Kasturi Nithin's Blog
Automate Provisioning EC2 with Terraform.

Automate Provisioning EC2 with Terraform.

Kasturi Nithin's photo
Kasturi Nithin
·

7 min read

Terraform is a Infrastructure As Code (IAC) tool used to provisioning and managing infrastructure on-premises and in the cloud .Let’s understand terraform with an example use-case by automating the AWS infrastructure.

Pre-requisites :

  • Basics of aws service provider, ec2, VPC, security group, Internet gateway, Router.

  • Knowledge on key-pairs in aws.

  • Aws command line.

  • Basics of docker and how to run a container.

Install Terraform :

Follow easy steps in video to install terraform.

Terraform terminologies :

  • Providers

  • Resources

  • Commands -[init, plan, apply]

  • Variables

Providers :

Providers in terraform manages the resources in service providers like AWS, Azure, GCP etc.

provider "aws" {
    access_key="GET-ACCESS-KEY-FROM-AWS"
    secret_key="GET-SECRET-KEY-FROM-AWS"
}

In the above code, provider is AWS, which facilitates the required resources.
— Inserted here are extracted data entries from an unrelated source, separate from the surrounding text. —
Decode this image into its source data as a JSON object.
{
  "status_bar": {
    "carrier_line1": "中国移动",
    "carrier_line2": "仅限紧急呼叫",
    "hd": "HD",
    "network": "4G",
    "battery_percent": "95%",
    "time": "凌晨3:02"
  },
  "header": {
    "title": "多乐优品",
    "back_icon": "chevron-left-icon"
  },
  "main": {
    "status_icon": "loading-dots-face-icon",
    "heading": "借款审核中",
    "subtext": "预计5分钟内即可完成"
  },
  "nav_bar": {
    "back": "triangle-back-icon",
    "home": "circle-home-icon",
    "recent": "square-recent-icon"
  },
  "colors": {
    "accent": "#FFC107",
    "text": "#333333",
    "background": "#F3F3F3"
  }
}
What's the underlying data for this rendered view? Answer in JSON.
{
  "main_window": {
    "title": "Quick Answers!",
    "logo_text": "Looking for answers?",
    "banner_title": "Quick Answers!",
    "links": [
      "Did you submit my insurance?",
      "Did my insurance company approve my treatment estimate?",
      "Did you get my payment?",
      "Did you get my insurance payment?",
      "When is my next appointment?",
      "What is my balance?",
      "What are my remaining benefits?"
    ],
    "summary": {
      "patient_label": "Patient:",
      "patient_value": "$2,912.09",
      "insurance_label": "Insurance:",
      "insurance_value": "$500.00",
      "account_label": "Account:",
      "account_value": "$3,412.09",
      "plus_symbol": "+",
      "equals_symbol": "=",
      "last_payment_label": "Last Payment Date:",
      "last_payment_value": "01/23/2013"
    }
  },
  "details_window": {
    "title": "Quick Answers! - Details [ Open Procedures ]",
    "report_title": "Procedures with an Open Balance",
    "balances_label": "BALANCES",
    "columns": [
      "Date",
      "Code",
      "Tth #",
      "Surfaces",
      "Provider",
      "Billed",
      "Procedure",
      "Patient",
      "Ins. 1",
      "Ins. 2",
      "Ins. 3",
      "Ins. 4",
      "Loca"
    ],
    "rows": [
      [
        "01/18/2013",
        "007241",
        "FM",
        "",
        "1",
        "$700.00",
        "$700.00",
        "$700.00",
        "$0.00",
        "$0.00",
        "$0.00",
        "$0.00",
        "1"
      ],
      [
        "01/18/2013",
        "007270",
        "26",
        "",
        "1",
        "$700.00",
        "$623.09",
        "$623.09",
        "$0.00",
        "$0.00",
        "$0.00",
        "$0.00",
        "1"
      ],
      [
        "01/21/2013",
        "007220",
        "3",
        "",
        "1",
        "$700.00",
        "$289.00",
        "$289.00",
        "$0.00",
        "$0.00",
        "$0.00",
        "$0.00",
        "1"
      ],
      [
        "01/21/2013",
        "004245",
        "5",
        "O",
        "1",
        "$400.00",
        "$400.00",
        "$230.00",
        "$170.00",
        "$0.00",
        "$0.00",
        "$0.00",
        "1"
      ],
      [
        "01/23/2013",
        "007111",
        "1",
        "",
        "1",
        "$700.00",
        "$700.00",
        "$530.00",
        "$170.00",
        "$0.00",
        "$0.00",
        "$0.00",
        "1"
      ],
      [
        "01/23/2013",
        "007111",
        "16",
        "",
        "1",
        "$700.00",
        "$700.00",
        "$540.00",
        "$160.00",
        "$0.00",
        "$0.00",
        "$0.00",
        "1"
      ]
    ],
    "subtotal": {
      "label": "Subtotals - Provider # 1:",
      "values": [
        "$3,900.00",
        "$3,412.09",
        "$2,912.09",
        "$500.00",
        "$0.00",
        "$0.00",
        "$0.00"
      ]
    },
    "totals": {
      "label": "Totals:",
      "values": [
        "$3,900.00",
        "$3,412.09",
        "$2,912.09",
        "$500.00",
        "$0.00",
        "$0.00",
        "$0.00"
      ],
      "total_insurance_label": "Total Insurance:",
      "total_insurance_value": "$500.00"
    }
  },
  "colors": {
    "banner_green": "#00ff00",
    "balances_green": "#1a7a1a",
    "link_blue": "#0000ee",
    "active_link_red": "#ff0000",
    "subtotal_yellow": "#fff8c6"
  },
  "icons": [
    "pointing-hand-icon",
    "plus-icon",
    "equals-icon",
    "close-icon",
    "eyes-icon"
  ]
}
It takes two required parameters, access_key and secret_key which will be provided by the service providers.

Resources :

Resources are the primary building blocks that represent the infrastructure or the service you want to create, manage, or, update.

resource "aws_vpc" "my-app-vpc" {
    cidr_block = "10.0.0.0/24"
    tags = {
      Name="my-app-vpc"
    }
}

In the above code, VPC with name ‘my-app-vpc‘ is created within IP-address range ‘10.0.0.0/24‘ .

Commands :

  1. init - terraform init is used to initialize the new or existing configuration. It prepares terraform files.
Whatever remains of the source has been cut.